Hear me out: You’re tired. You’ve been traveling for over a week, eating like a teenager. You’re not 100% yourself anymore. You’re gearing up for a red-eye, maybe you’re heading to the office right upon landing the next morning, and you have two choices: a honking Philly cheesesteak from some chain you’ve only seen in a Greyhound station or a humble little sushi counter, where some soul is trying their best to roll up a salmon-avocado number for travelers who want something lighter and brighter. Don’t bother exerting yourself by calculating where the nearest ocean is—walk up and grab a seat at that counter.

When that cool mix of rice, fish, and some crunchy green veggie, salty with soy sauce, hits your lips, you won’t be blown away. But amid the sheer violence of the airport experience, you might be pleasantly surprised. You might feel relieved. Airport sushi carries the vague allure of health, of a more-civilized outside world; at the very least, there’s the absence of gut-busting grease and fryer oil that will cling to your clothes, which you can’t swing a piece of pickled ginger in most airport terminals without hitting these days. As Davidson’s character in that SNL skit puts it, I just “want a nice balance of carbs and protein… sell me the sushi, man!”

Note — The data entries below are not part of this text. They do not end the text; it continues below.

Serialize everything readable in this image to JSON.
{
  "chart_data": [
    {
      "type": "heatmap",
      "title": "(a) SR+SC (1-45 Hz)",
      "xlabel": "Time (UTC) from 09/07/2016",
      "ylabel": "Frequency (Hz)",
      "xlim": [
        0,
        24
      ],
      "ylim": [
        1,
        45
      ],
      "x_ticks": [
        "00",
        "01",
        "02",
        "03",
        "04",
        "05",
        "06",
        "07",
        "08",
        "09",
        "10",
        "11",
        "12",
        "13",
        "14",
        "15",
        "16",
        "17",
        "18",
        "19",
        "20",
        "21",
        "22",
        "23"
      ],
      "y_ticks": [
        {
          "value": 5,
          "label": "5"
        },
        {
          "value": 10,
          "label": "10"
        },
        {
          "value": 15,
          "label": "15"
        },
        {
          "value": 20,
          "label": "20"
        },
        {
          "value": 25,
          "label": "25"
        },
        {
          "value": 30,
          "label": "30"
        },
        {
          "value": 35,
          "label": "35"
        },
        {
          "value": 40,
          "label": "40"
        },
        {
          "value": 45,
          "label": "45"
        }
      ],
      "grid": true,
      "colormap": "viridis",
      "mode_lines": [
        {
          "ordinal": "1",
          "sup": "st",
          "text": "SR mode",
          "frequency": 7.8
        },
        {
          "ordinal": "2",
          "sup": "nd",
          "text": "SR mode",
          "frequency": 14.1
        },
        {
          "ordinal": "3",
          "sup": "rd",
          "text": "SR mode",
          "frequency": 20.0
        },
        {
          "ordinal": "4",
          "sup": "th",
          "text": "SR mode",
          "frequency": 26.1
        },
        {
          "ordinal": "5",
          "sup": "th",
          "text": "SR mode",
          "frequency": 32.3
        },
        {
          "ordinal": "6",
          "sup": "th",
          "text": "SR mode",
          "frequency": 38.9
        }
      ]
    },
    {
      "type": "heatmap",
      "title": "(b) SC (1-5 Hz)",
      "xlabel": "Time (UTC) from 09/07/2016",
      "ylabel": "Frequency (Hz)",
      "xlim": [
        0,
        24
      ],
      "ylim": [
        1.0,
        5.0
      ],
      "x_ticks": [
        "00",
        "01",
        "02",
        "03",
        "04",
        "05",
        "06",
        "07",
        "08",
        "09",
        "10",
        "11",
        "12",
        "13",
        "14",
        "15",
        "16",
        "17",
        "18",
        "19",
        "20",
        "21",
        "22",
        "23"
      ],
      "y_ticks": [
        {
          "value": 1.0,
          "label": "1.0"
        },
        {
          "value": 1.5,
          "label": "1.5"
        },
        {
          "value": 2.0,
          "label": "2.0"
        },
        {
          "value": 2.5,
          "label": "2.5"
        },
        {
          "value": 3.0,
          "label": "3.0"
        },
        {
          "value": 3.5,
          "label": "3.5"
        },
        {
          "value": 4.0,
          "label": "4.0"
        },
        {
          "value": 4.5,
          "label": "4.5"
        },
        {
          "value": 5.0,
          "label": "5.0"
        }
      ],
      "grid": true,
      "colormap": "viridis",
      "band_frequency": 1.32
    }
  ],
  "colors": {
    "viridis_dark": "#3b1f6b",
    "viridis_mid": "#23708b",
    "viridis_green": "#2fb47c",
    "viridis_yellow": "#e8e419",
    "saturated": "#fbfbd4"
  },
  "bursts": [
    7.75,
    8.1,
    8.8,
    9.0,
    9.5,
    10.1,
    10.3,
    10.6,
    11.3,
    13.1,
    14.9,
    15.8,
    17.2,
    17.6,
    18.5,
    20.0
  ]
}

It’s easy to throw up your hands and ask the obvious. Where does the fish even come from?! I emailed Bento, one of the largest airport sushi suppliers in the US, to ask this very question. No reply. And so what if airport sushi is a bit of a mystery—isn’t all airport food? (And, to that end, most sushi, if you really want to get into it.)

At the airport sushi counter, where prices are no more offensive than the highway robbery over rubbery personal pizzas and gigantic pretzels, a confident—and meager—crowd silently communes over their unassuming California rolls. Recently, I turned to the only other person seated at a sushi bar in John F. Kennedy airport, an “Alaska roll” in a plastic tray at their fingertips. “Airport sushi gets a bad rap—but it’s totally fine, right?” I asked. "I've never had anything below supermarket level," my new friend Shoshanna from Phoenix said, shrugging.

Where to find the best airport sushi

If you're in search of reliably good (dare we say great) airport sushi, James Beard-nominated One Flew South located in Hartsfield-Jackson Atlanta International Airport's Concourse E comes highly recommended by travel writer Jordi Lippe-McGraw. Meanwhile, writer Mary Holland's favorite pre-flight meal at the Mexico City International Airport is a nigiri assortment from Sushi Iwashi, tucked away in the Terminal 2 waiting area, outside the security checks.

And of course, one place we can confidently recommend airport sushi you won't regret is Japan (surprise, surprise). Andres Zuleta, a travel specialist and founder of Boutique Japan, tells me that his colleagues have had great meals at Tatsu Sushi, a casual tachigui ("stand and eat") sushi spot in Narita Terminal 3, and Sushi Kyotatsu, which has 3 locations in Narita (Terminals 1 and 2, and the North Wing) and a surprisingly good 3.5 rating on Tablelog. For their part, the team at the Japanese National Tourism Organization (JNTO), when asked about in-terminal dining, said that the notion of “airport sushi” as something to be looked down upon is pretty foreign to them (“more of an American thing,” a PR representative wrote). There you have it.